Nematodes are small, worm-like animals frequently associated with a variety of destructive diseases in plants, animals, and humans. Pathogenic nematodes are a major agricultural problem, causing significant crop and yield losses worldwide. The potato cyst nematodes Globodera rostochiensis and Globodera pallida, for example, are key pests of the potato, while the beet cyst nematode Heterodera schachtii is a major problem for sugar beet growers in Europe and the United States. Furthermore, losses due to these nematodes have enormous economic impact. For example, losses due to the soybean cyst nematode (SCN) Heterodera glycines may exceed $500 million/year in the United States alone, or about 10% of the total $5.8 billion/year of agricultural losses due to nematode destruction of crops in the United States.
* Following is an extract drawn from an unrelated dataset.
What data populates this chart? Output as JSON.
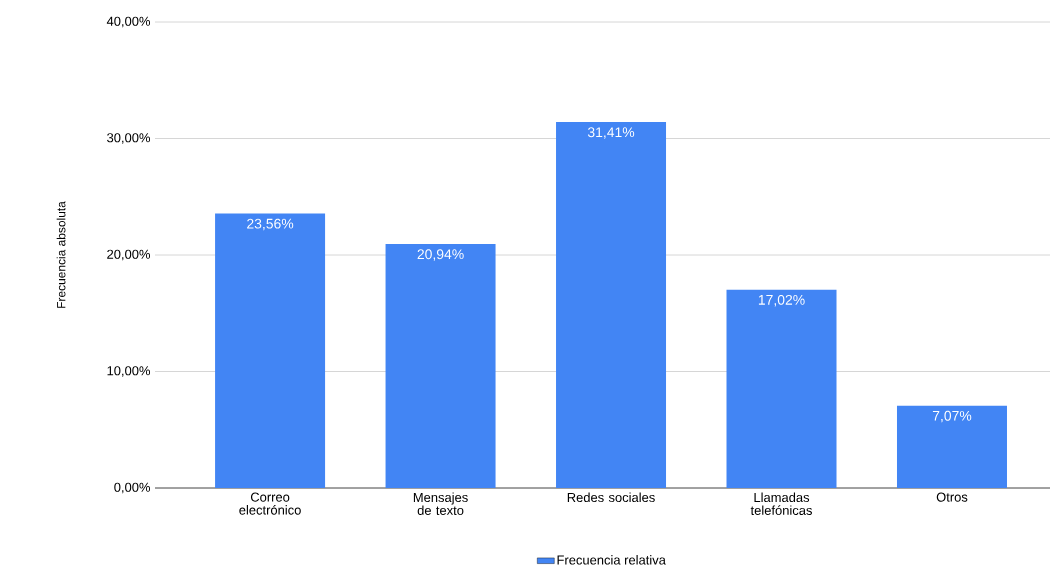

Because of the large costs of nematode-related agricultural losses, a variety of methods for controlling nematodes in plants have been developed, primarily involving the use of highly toxic chemical nematicides. Thus, although naturally nematode-resistant varieties of crop plants can be used to reduce the effects of nematodes on crops, in general, control has focused on the use of highly potent carbamate chemicals such as Aldicarb™ (Rhone-Poulenc Ag. Co). In 1982, in the United States alone over 100 million pounds of such nematicides were applied to crops. However, the use of chemical nematicides has been restricted in recent years because such compounds have been shown to be highly toxic to mammals. Thus, there is a real need for effective non-chemical nematicides and methods for the treatment of nematode diseases in plants.
One such method is the production of transgenic plants that are resistant to nematode infections. For example, with the use of nematode-inducible promoters, plants can be genetically altered to express nematicidal proteins in response to exposure to nematodes. See, for example, U.S. Pat. No. 6,252,138, herein incorporated by reference. Alternatively, some methods use a combination of both nematode-inducible and nematode-repressible promoters to obtain nematode resistance. Thus, WO 92/21757, herein incorporated by reference, discusses the use of a two-promoter system for disrupting nematode feeding sites, where one nematode-inducible promoter drives expression of a toxic product that kills the plant cells at the feeding site, while the other nematode-repressible promoter drives expression of a gene product that inactivates the toxic product of the first promoter under circumstances in which nematodes are not present, thereby allowing for tighter control of the deleterious effects of the toxic product on plant tissue.
Although these methods have potential for the treatment of nematode infections, their effectiveness is heavily dependent upon the characteristics of the nematode-inducible or nematode-repressible promoters discussed above. Thus, such factors as the strength of such nematode-responsive promoters, degree of induction or repression, tissue specificity, or the like can all alter the effectiveness of these disease resistance methods. Consequently, there is a continued need for the identification of nematode-regulated promoters for use in promoting nematode resistance.